I was a bit worried that a story we ran last week about the reaction to the Great Western Ambulance Service's dismal health rating was a bit too soft on the trust.

The story was angled all around the chief executive Tim Lynch's reponse to the rating, rather than the findings of ratings assessment.

But in fact the service's inistence that its emergency cover is getting better only served to prompt a frustrated worker to write to us with a damning vision of what the reality is for staff now that they are struggling with a new computer system.

The letter tells how the dispatch room in Devizes now has to rely on control room staff in Bristol for information when a 999 call comes in.
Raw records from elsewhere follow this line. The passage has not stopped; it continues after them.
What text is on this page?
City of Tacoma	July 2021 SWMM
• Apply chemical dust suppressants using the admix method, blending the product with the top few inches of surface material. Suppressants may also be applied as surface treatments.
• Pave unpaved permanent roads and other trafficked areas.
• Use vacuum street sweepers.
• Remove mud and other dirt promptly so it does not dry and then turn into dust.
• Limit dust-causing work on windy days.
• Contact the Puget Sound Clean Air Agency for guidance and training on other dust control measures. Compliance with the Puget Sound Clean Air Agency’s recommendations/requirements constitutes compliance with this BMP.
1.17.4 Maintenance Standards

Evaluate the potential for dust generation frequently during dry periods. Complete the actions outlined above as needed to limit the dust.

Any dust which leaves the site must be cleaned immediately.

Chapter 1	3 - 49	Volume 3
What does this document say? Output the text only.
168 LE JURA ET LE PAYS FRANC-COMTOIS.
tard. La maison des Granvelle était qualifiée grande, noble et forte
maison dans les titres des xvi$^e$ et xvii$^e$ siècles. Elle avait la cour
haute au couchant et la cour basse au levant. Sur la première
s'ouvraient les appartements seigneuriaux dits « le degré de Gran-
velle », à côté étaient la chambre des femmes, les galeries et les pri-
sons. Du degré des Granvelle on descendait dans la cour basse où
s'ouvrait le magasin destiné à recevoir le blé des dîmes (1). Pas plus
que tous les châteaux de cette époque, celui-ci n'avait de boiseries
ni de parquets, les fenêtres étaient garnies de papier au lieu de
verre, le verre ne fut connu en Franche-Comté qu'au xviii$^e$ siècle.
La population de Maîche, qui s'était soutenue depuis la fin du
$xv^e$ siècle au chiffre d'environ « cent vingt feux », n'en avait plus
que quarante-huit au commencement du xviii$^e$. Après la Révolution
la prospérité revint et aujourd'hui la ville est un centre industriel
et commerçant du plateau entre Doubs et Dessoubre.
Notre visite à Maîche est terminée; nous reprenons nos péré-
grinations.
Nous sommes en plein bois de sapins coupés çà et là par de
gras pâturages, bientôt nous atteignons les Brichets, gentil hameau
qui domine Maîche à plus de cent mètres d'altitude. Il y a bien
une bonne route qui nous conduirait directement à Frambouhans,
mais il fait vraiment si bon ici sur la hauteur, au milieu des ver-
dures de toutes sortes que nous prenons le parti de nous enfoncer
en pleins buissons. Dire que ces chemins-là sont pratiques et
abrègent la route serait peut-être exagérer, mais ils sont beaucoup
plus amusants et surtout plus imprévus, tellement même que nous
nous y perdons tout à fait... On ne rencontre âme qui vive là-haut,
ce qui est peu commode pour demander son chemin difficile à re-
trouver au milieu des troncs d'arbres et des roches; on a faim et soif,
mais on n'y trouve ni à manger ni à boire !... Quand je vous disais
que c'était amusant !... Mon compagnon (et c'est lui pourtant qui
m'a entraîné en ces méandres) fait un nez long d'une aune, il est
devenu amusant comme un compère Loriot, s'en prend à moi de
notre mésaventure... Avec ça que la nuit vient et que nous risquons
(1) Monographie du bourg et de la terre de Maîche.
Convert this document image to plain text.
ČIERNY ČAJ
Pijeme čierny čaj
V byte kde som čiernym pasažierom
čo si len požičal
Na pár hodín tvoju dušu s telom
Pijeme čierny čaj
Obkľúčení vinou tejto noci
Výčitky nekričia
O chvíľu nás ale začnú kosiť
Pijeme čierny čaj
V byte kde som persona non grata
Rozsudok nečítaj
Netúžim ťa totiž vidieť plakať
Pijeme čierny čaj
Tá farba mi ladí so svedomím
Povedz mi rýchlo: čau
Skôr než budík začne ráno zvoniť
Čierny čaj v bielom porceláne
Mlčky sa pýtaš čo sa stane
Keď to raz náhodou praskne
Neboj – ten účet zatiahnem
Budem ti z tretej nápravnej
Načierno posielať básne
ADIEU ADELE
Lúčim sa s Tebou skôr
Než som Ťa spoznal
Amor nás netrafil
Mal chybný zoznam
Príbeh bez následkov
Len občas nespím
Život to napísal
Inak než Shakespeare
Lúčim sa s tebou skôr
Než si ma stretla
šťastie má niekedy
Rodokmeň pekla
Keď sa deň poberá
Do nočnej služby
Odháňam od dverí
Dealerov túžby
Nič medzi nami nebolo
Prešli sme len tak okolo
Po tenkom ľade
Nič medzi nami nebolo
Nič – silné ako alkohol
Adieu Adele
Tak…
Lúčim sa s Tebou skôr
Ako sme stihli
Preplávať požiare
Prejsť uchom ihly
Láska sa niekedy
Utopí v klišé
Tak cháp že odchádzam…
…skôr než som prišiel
I wonder how many people realise when they call for an ambulance in Wiltshire the person at the other end is now in Avon?

They then relay the need for an ambulance back to Devizes, where the dispatch room receives the information via computer.

But the new Bristol system does not always provide full addresses and will come across saying the call is "in the vicinty of".

Vital minutes are lost while the dispatchers call Bristol's control centre asking for more information.

The writer says they have seen dispatchers almost reduced to tears of frustration.

The new system also fails to flag up addresses that have proven to be dangerous for ambulance staff in the past, as the old one did.

It seems to me the system is putting the lives of the ambulance staff at risk, as well as those of the patients.

Already this week we have heard about the death of a patient in Amesbury.

An inquiry is under way but it seems the patient was kept waiting for an ambulance to come from elsewhere in the county while a crew sat in readiness in Amesbury's own station because the computer system had failed to alert dispatch staff the Amesbury crew had finished with their previous call.

I'm looking forward to seeing the service's response. No doubt, as one of our readers commented on the story, the service management will be found blameless by the inquiry.